I am thinking about joining the local Y. Part of this is my personal perversion, best illustrated by the fact that I don't understand most of the languages spoken in the sauna. Part of this is my more general proclivity towards working class chic--I grew up wearing clothing that arrived in enormous garbage bags on our porch from our cousins in Illinois, delivered annually by my mother's cousin who brought his 7th graders to the nation's capitol during spring break. Alternatively, and on special occasions, we shopped at Zayre's--a version of K-mart, though much lower on the totem pole, and, as far as I know, only on the East Coast. I googled Zayre's and found out that my recollection of the store precisely matches this anonymous person's childhood experience.
Basically, the store was filthy, the floors stretched for miles, and you knew it was low-fi because the colors, garish, did not exist in nature, and the lighting, florescent, felt like an on-coming seizure, and because there just wasn't much there--I recall expansive aisles, spaciously situated clothing racks (circular), and literally empty spanses of floor. I wore this clothing through middle school...
Compounding my perversity, I am drawn to the Y because it too belongs to a childhood pigeonhole in my memory-desk. We went to the Y many times a week--now that I am older, I recognize this for the transparent baby-sitting that it represented for my single mother of four. But then it was such a welcome break from the home--to be in the pool, moving through the water, doing flips, doing laps (my mother, bearing no small resemblance to a drill sergeant, had us doing 20 laps --that'd be 40 lengths-- by the age of 7 or 8). It was scummy, the floor always reeked of disinfectant, the locker rooms were tiny, permanently humid dank, poorly lit, mildewy spaces with lockers that didn't completely close and insufficient benches. It was always freezing as soon as we left the locker room, and we always had to wait an eternity for our mother to emerge, with her hair in rollers, from the locker room. This Y was completely bare bones: in addition to the pool and locker rooms, there was a great room, which one could rent for parties (imagine the streamer bedecked great room in local Baptist Churches--this was where most of our birthdays were celebrated after the age of 5, with the Rondald McDonald cake for my younger sister, and certainly later than middle-school, judging by the woven-lace barettes in my sister's hair). My mother, consummate bargainer, had managed to get a major discount (single mother, four kids) on our membership. We went there for years.
And yet, I find myself drawn to the Y, for it's unashamed messages posted in 2-foot hight letters on the wall (honesty, being the only slogan that I recall at the moment), for the generic basic features, and more specifically, for the diversity of people, ages, colors, classes and languages.
So nostalgia meets up with life ethos and I find myself, of all places, back in the world of my childhood.

2 Comments:

Anonymous Anonymous said...

I have similar memories of the Y and the persistent dank humidity.
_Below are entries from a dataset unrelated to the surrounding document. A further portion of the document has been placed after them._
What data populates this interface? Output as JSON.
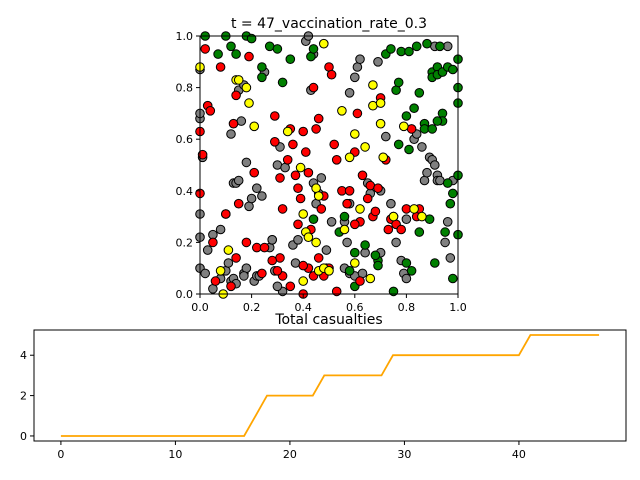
{
  "chart_data": [
    {
      "type": "scatter",
      "title": "t = 47_vaccination_rate_0.3",
      "xlim": [
        0,
        1
      ],
      "ylim": [
        0,
        1
      ],
      "xticks": [
        "0.0",
        "0.2",
        "0.4",
        "0.6",
        "0.8",
        "1.0"
      ],
      "yticks": [
        "0.0",
        "0.2",
        "0.4",
        "0.6",
        "0.8",
        "1.0"
      ],
      "colors": {
        "infected": "#ff0000",
        "vaccinated": "#008000",
        "recovered": "#ffff00",
        "susceptible": "#808080",
        "edge": "#000000"
      },
      "points": {
        "infected": [
          [
            0.02,
            0.95
          ],
          [
            0.03,
            0.73
          ],
          [
            0.04,
            0.71
          ],
          [
            0.08,
            0.88
          ],
          [
            0.13,
            0.66
          ],
          [
            0.14,
            0.77
          ],
          [
            0.15,
            0.35
          ],
          [
            0.19,
            0.92
          ],
          [
            0.21,
            0.47
          ],
          [
            0.22,
            0.18
          ],
          [
            0.24,
            0.08
          ],
          [
            0.29,
            0.69
          ],
          [
            0.29,
            0.59
          ],
          [
            0.31,
            0.45
          ],
          [
            0.32,
            0.33
          ],
          [
            0.34,
            0.52
          ],
          [
            0.35,
            0.64
          ],
          [
            0.36,
            0.58
          ],
          [
            0.37,
            0.46
          ],
          [
            0.38,
            0.41
          ],
          [
            0.39,
            0.37
          ],
          [
            0.4,
            0.63
          ],
          [
            0.41,
            0.55
          ],
          [
            0.42,
            0.47
          ],
          [
            0.44,
            0.8
          ],
          [
            0.45,
            0.64
          ],
          [
            0.46,
            0.68
          ],
          [
            0.47,
            0.33
          ],
          [
            0.48,
            0.38
          ],
          [
            0.5,
            0.88
          ],
          [
            0.51,
            0.85
          ],
          [
            0.52,
            0.58
          ],
          [
            0.53,
            0.52
          ],
          [
            0.55,
            0.4
          ],
          [
            0.58,
            0.4
          ],
          [
            0.6,
            0.55
          ],
          [
            0.61,
            0.7
          ],
          [
            0.62,
            0.28
          ],
          [
            0.63,
            0.46
          ],
          [
            0.65,
            0.37
          ],
          [
            0.66,
            0.42
          ],
          [
            0.67,
            0.3
          ],
          [
            0.68,
            0.32
          ],
          [
            0.69,
            0.41
          ],
          [
            0.7,
            0.76
          ],
          [
            0.72,
            0.52
          ],
          [
            0.73,
            0.25
          ],
          [
            0.74,
            0.29
          ],
          [
            0.76,
            0.27
          ],
          [
            0.78,
            0.25
          ],
          [
            0.8,
            0.33
          ],
          [
            0.82,
            0.64
          ],
          [
            0.84,
            0.3
          ],
          [
            0.85,
            0.33
          ],
          [
            0.31,
            0.14
          ],
          [
            0.32,
            0.07
          ],
          [
            0.35,
            0.03
          ],
          [
            0.4,
            0.0
          ],
          [
            0.42,
            0.1
          ],
          [
            0.44,
            0.07
          ],
          [
            0.46,
            0.14
          ],
          [
            0.48,
            0.07
          ],
          [
            0.5,
            0.1
          ],
          [
            0.53,
            0.01
          ],
          [
            0.57,
            0.35
          ],
          [
            0.6,
            0.27
          ],
          [
            0.05,
            0.2
          ],
          [
            0.06,
            0.05
          ],
          [
            0.1,
            0.31
          ],
          [
            0.14,
            0.14
          ],
          [
            0.18,
            0.2
          ],
          [
            0.28,
            0.13
          ],
          [
            0.3,
            0.09
          ],
          [
            0.38,
            0.27
          ],
          [
            0.4,
            0.11
          ],
          [
            0.43,
            0.25
          ],
          [
            0.12,
            0.03
          ],
          [
            0.01,
            0.54
          ],
          [
            0.0,
            0.63
          ],
          [
            0.0,
            0.39
          ],
          [
            0.62,
            0.05
          ],
          [
            0.25,
            0.18
          ]
        ],
        "vaccinated": [
          [
            0.02,
            1.0
          ],
          [
            0.07,
            0.93
          ],
          [
            0.1,
            1.0
          ],
          [
            0.12,
            0.96
          ],
          [
            0.14,
            0.93
          ],
          [
            0.18,
            1.0
          ],
          [
            0.2,
            0.99
          ],
          [
            0.24,
            0.88
          ],
          [
            0.24,
            0.84
          ],
          [
            0.27,
            0.96
          ],
          [
            0.3,
            0.95
          ],
          [
            0.32,
            0.82
          ],
          [
            0.35,
            0.91
          ],
          [
            0.43,
            0.92
          ],
          [
            0.44,
            0.95
          ],
          [
            0.72,
            0.93
          ],
          [
            0.74,
            0.95
          ],
          [
            0.78,
            0.94
          ],
          [
            0.76,
            0.79
          ],
          [
            0.77,
            0.82
          ],
          [
            0.81,
            0.94
          ],
          [
            0.84,
            0.96
          ],
          [
            0.85,
            0.78
          ],
          [
            0.88,
            0.97
          ],
          [
            0.9,
            0.86
          ],
          [
            0.9,
            0.84
          ],
          [
            0.92,
            0.88
          ],
          [
            0.92,
            0.85
          ],
          [
            0.93,
            0.96
          ],
          [
            0.94,
            0.86
          ],
          [
            0.96,
            0.88
          ],
          [
            0.98,
            0.87
          ],
          [
            1.0,
            0.91
          ],
          [
            1.0,
            0.8
          ],
          [
            1.0,
            0.74
          ],
          [
            0.94,
            0.7
          ],
          [
            0.94,
            0.67
          ],
          [
            0.92,
            0.67
          ],
          [
            0.87,
            0.66
          ],
          [
            0.87,
            0.64
          ],
          [
            0.83,
            0.72
          ],
          [
            0.8,
            0.69
          ],
          [
            0.81,
            0.56
          ],
          [
            0.77,
            0.58
          ],
          [
            0.9,
            0.64
          ],
          [
            0.96,
            0.43
          ],
          [
            0.98,
            0.39
          ],
          [
            1.0,
            0.46
          ],
          [
            0.97,
            0.35
          ],
          [
            0.95,
            0.24
          ],
          [
            1.0,
            0.23
          ],
          [
            0.98,
            0.06
          ],
          [
            0.91,
            0.12
          ],
          [
            0.89,
            0.29
          ],
          [
            0.8,
            0.12
          ],
          [
            0.75,
            0.01
          ],
          [
            0.69,
            0.13
          ],
          [
            0.69,
            0.11
          ],
          [
            0.64,
            0.19
          ],
          [
            0.6,
            0.16
          ],
          [
            0.56,
            0.3
          ],
          [
            0.44,
            0.29
          ],
          [
            0.6,
            0.03
          ],
          [
            0.68,
            0.15
          ],
          [
            0.82,
            0.09
          ],
          [
            0.85,
            0.24
          ],
          [
            0.54,
            0.24
          ],
          [
            0.58,
            0.09
          ]
        ],
        "recovered": [
          [
            0.0,
            0.88
          ],
          [
            0.14,
            0.83
          ],
          [
            0.15,
            0.83
          ],
          [
            0.18,
            0.8
          ],
          [
            0.19,
            0.74
          ],
          [
            0.21,
            0.65
          ],
          [
            0.34,
            0.63
          ],
          [
            0.39,
            0.49
          ],
          [
            0.45,
            0.41
          ],
          [
            0.46,
            0.38
          ],
          [
            0.48,
            0.97
          ],
          [
            0.55,
            0.71
          ],
          [
            0.58,
            0.53
          ],
          [
            0.6,
            0.62
          ],
          [
            0.64,
            0.57
          ],
          [
            0.67,
            0.81
          ],
          [
            0.67,
            0.73
          ],
          [
            0.7,
            0.74
          ],
          [
            0.7,
            0.66
          ],
          [
            0.71,
            0.53
          ],
          [
            0.75,
            0.3
          ],
          [
            0.79,
            0.65
          ],
          [
            0.83,
            0.33
          ],
          [
            0.86,
            0.3
          ],
          [
            0.4,
            0.31
          ],
          [
            0.41,
            0.24
          ],
          [
            0.42,
            0.22
          ],
          [
            0.45,
            0.2
          ],
          [
            0.46,
            0.09
          ],
          [
            0.48,
            0.1
          ],
          [
            0.5,
            0.09
          ],
          [
            0.56,
            0.25
          ],
          [
            0.6,
            0.12
          ],
          [
            0.62,
            0.33
          ],
          [
            0.11,
            0.17
          ],
          [
            0.08,
            0.09
          ],
          [
            0.09,
            0.0
          ],
          [
            0.4,
            0.05
          ],
          [
            0.66,
            0.06
          ]
        ],
        "susceptible": [
          [
            0.0,
            0.87
          ],
          [
            0.0,
            0.68
          ],
          [
            0.0,
            0.7
          ],
          [
            0.01,
            0.53
          ],
          [
            0.0,
            0.31
          ],
          [
            0.0,
            0.22
          ],
          [
            0.0,
            0.1
          ],
          [
            0.02,
            0.08
          ],
          [
            0.05,
            0.23
          ],
          [
            0.08,
            0.25
          ],
          [
            0.1,
            0.09
          ],
          [
            0.12,
            0.62
          ],
          [
            0.13,
            0.43
          ],
          [
            0.14,
            0.43
          ],
          [
            0.15,
            0.79
          ],
          [
            0.15,
            0.44
          ],
          [
            0.16,
            0.67
          ],
          [
            0.17,
            0.81
          ],
          [
            0.18,
            0.51
          ],
          [
            0.19,
            0.34
          ],
          [
            0.2,
            0.37
          ],
          [
            0.21,
            0.05
          ],
          [
            0.22,
            0.07
          ],
          [
            0.23,
            0.07
          ],
          [
            0.24,
            0.38
          ],
          [
            0.25,
            0.86
          ],
          [
            0.27,
            0.18
          ],
          [
            0.28,
            0.21
          ],
          [
            0.3,
            0.5
          ],
          [
            0.31,
            0.57
          ],
          [
            0.33,
            0.49
          ],
          [
            0.36,
            0.19
          ],
          [
            0.37,
            0.12
          ],
          [
            0.38,
            0.21
          ],
          [
            0.41,
            0.98
          ],
          [
            0.42,
            1.0
          ],
          [
            0.43,
            0.79
          ],
          [
            0.44,
            0.93
          ],
          [
            0.44,
            0.43
          ],
          [
            0.45,
            0.35
          ],
          [
            0.46,
            0.39
          ],
          [
            0.47,
            0.45
          ],
          [
            0.49,
            0.17
          ],
          [
            0.49,
            0.1
          ],
          [
            0.51,
            0.28
          ],
          [
            0.56,
            0.28
          ],
          [
            0.58,
            0.35
          ],
          [
            0.58,
            0.08
          ],
          [
            0.6,
            0.84
          ],
          [
            0.6,
            0.07
          ],
          [
            0.61,
            0.88
          ],
          [
            0.62,
            0.91
          ],
          [
            0.63,
            0.08
          ],
          [
            0.64,
            0.16
          ],
          [
            0.65,
            0.43
          ],
          [
            0.66,
            0.39
          ],
          [
            0.69,
            0.9
          ],
          [
            0.7,
            0.4
          ],
          [
            0.7,
            0.16
          ],
          [
            0.72,
            0.61
          ],
          [
            0.74,
            0.35
          ],
          [
            0.75,
            0.3
          ],
          [
            0.76,
            0.2
          ],
          [
            0.78,
            0.13
          ],
          [
            0.79,
            0.08
          ],
          [
            0.8,
            0.06
          ],
          [
            0.8,
            0.29
          ],
          [
            0.83,
            0.6
          ],
          [
            0.84,
            0.62
          ],
          [
            0.86,
            0.57
          ],
          [
            0.87,
            0.44
          ],
          [
            0.88,
            0.47
          ],
          [
            0.89,
            0.53
          ],
          [
            0.9,
            0.52
          ],
          [
            0.91,
            0.5
          ],
          [
            0.92,
            0.46
          ],
          [
            0.92,
            0.44
          ],
          [
            0.93,
            0.44
          ],
          [
            0.95,
            0.2
          ],
          [
            0.96,
            0.28
          ],
          [
            0.97,
            0.14
          ],
          [
            0.98,
            0.44
          ],
          [
            0.1,
            0.31
          ],
          [
            0.03,
            0.17
          ],
          [
            0.11,
            0.12
          ],
          [
            0.08,
            0.06
          ],
          [
            0.12,
            0.05
          ],
          [
            0.17,
            0.08
          ],
          [
            0.18,
            0.1
          ],
          [
            0.17,
            0.07
          ],
          [
            0.13,
            0.06
          ],
          [
            0.14,
            0.04
          ],
          [
            0.22,
            0.41
          ],
          [
            0.29,
            0.09
          ],
          [
            0.32,
            0.01
          ],
          [
            0.3,
            0.03
          ],
          [
            0.05,
            0.02
          ],
          [
            0.28,
            0.21
          ],
          [
            0.57,
            0.2
          ],
          [
            0.56,
            0.1
          ],
          [
            0.91,
            0.96
          ],
          [
            0.96,
            0.96
          ],
          [
            0.58,
            0.78
          ]
        ]
      }
    },
    {
      "type": "line",
      "title": "Total casualties",
      "xlim": [
        -2.35,
        49.35
      ],
      "ylim": [
        -0.25,
        5.25
      ],
      "xticks": [
        "0",
        "10",
        "20",
        "30",
        "40"
      ],
      "yticks": [
        "0",
        "2",
        "4"
      ],
      "line_color": "#ffa500",
      "x": [
        0,
        1,
        2,
        3,
        4,
        5,
        6,
        7,
        8,
        9,
        10,
        11,
        12,
        13,
        14,
        15,
        16,
        17,
        18,
        19,
        20,
        21,
        22,
        23,
        24,
        25,
        26,
        27,
        28,
        29,
        30,
        31,
        32,
        33,
        34,
        35,
        36,
        37,
        38,
        39,
        40,
        41,
        42,
        43,
        44,
        45,
        46,
        47
      ],
      "y": [
        0,
        0,
        0,
        0,
        0,
        0,
        0,
        0,
        0,
        0,
        0,
        0,
        0,
        0,
        0,
        0,
        0,
        1,
        2,
        2,
        2,
        2,
        2,
        3,
        3,
        3,
        3,
        3,
        3,
        4,
        4,
        4,
        4,
        4,
        4,
        4,
        4,
        4,
        4,
        4,
        4,
        5,
        5,
        5,
        5,
        5,
        5,
        5
      ]
    }
  ]
}
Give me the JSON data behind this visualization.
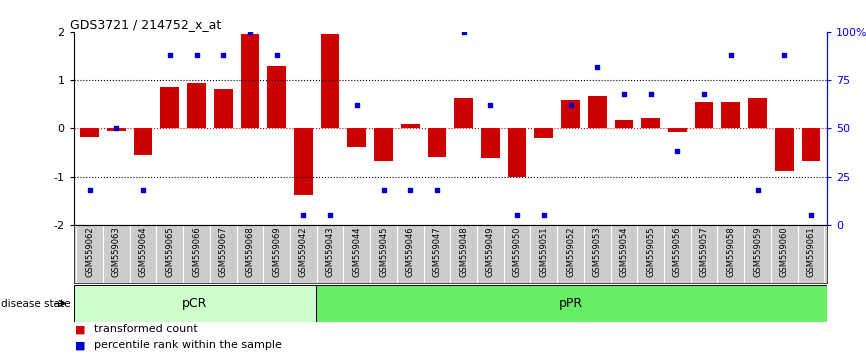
{
  "title": "GDS3721 / 214752_x_at",
  "samples": [
    "GSM559062",
    "GSM559063",
    "GSM559064",
    "GSM559065",
    "GSM559066",
    "GSM559067",
    "GSM559068",
    "GSM559069",
    "GSM559042",
    "GSM559043",
    "GSM559044",
    "GSM559045",
    "GSM559046",
    "GSM559047",
    "GSM559048",
    "GSM559049",
    "GSM559050",
    "GSM559051",
    "GSM559052",
    "GSM559053",
    "GSM559054",
    "GSM559055",
    "GSM559056",
    "GSM559057",
    "GSM559058",
    "GSM559059",
    "GSM559060",
    "GSM559061"
  ],
  "bar_values": [
    -0.18,
    -0.05,
    -0.55,
    0.85,
    0.93,
    0.82,
    1.95,
    1.3,
    -1.38,
    1.95,
    -0.38,
    -0.68,
    0.1,
    -0.6,
    0.62,
    -0.62,
    -1.0,
    -0.2,
    0.58,
    0.68,
    0.18,
    0.22,
    -0.08,
    0.55,
    0.55,
    0.62,
    -0.88,
    -0.68
  ],
  "percentile_values": [
    18,
    50,
    18,
    88,
    88,
    88,
    100,
    88,
    5,
    5,
    62,
    18,
    18,
    18,
    100,
    62,
    5,
    5,
    62,
    82,
    68,
    68,
    38,
    68,
    88,
    18,
    88,
    5
  ],
  "pCR_count": 9,
  "pPR_count": 19,
  "bar_color": "#cc0000",
  "dot_color": "#0000cc",
  "ylim": [
    -2,
    2
  ],
  "y2lim": [
    0,
    100
  ],
  "yticks": [
    -2,
    -1,
    0,
    1,
    2
  ],
  "y2ticks": [
    0,
    25,
    50,
    75,
    100
  ],
  "hlines": [
    -1.0,
    0.0,
    1.0
  ],
  "background_color": "#ffffff",
  "label_bar": "transformed count",
  "label_dot": "percentile rank within the sample",
  "pCR_color": "#ccffcc",
  "pPR_color": "#66ee66",
  "disease_state_label": "disease state",
  "pCR_label": "pCR",
  "pPR_label": "pPR",
  "cell_color": "#cccccc",
  "cell_border_color": "#ffffff"
}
The most vivid memory of mine is of my younger brother's lips turning blue from being in the freezing cold swimming pool for too long.

11:07 PM  
Blogger aelis said...

Ah yes, kids' blue lips...
There were two other constants at our Y: the awful and yet reassuring smell of lye and those curious chemistry sets that the guards brought out every few hours. Those both seem to have disappeared from contemporary pools.